The Review of Contemporary Fiction
Mortals, by Norman Rushreviewed by Jason Picone
Norman Rush. Mortals. Knopf, 2003. 715 pp. $26.95.
Norman Rush’s first book since Mating (1991), Mortals is a rich novel of sexual politics set in Botswana during the early days of the post-Cold War era. Rush’s protagonist, Ray Finch, is a contract agent for the CIA masquerading as an English professor in Botswana’s capitol of Gaborone. Ray and his wife, Iris, whom he obsessively adores after seventeen years of matrimony, argue over Ray’s continued involvement with the agency, with their relationship suffering the results. While a sketch of the plot resembles that of a paperback thriller, the high level of word craft, outstanding wit, and Rush’s mature intellectual probing raises Mortals to the forefront of contemporary literature.
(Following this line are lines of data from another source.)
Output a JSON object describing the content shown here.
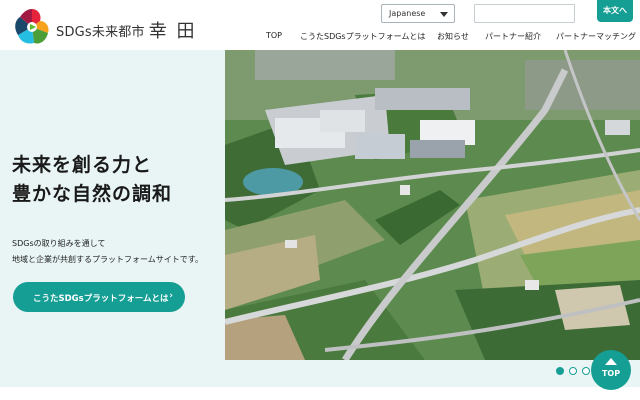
{
  "header": {
    "site_name": "SDGs未来都市",
    "city_name": "幸 田",
    "language": "Japanese",
    "text_button": "本文へ"
  },
  "nav": {
    "items": [
      "TOP",
      "こうたSDGsプラットフォームとは",
      "お知らせ",
      "パートナー紹介",
      "パートナーマッチング"
    ]
  },
  "hero": {
    "title_line1": "未来を創る力と",
    "title_line2": "豊かな自然の調和",
    "desc_line1": "SDGsの取り組みを通して",
    "desc_line2": "地域と企業が共創するプラットフォームサイトです。",
    "cta_label": "こうたSDGsプラットフォームとは",
    "cta_chevron": "›"
  },
  "slider": {
    "count": 3,
    "active_index": 0
  },
  "top_button": {
    "label": "TOP"
  },
  "colors": {
    "accent": "#159e94",
    "hero_bg": "#e9f5f5"
  },
  "icons": {
    "logo": "sdgs-wheel-logo",
    "language": "chevron-down-icon",
    "top": "arrow-up-icon"
  }
}
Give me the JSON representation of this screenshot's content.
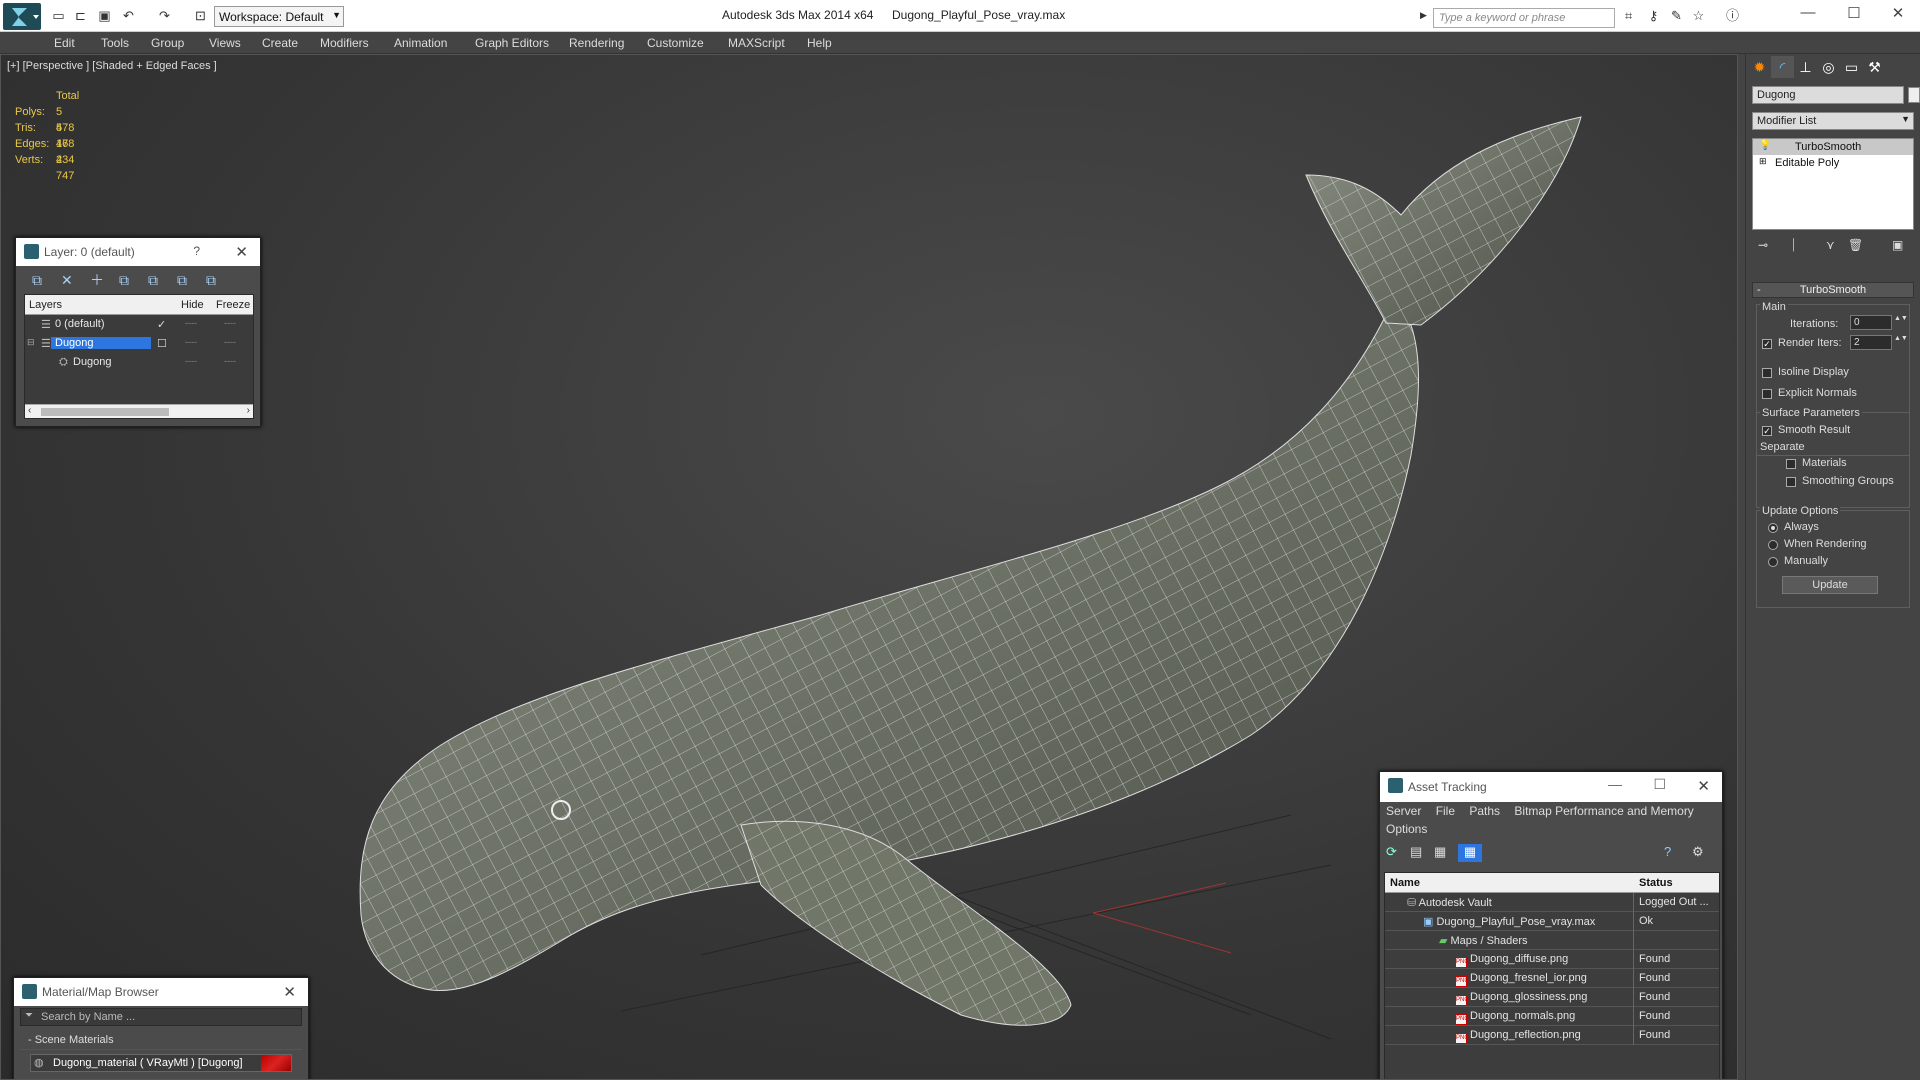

Ray’s romantic idea that one of the worthiest goals a man can pursue is to find an woman and worship her for the rest of his existence is neither a new nor liberating notion, but Rush’s insights betray an unusually keen intellect on the topic of romantic love. If the book has a flaw, it is the length, but even the most exhausting passages are oddly likeable, like a beloved mate whose faults you dote on, as Ray does Iris’s. Although Rush’s novelistic form and approach is straightforward, his ambition and genius are amply evident in the realms of sexual and political intrigue, where his careful building of ideas and complications simmers into full-fledged outbreaks in both areas. Rush’s indictments of the U.S.’s post-Cold War foreign policy charge that the U.S. is guilty of instigating otherwise dormant or harmless elements into violent actions, a serious and immediate subject that the author is nevertheless able to color with humor and levity. In a book of many investigations, the preeminent one is suggested by the title—as well as Mortals’s musings on Paradise Lost—given absolute free will, what is the best life a man can choose for himself? With great diligence and difficulty, Rush answers the question in a meditative and satisfying manner.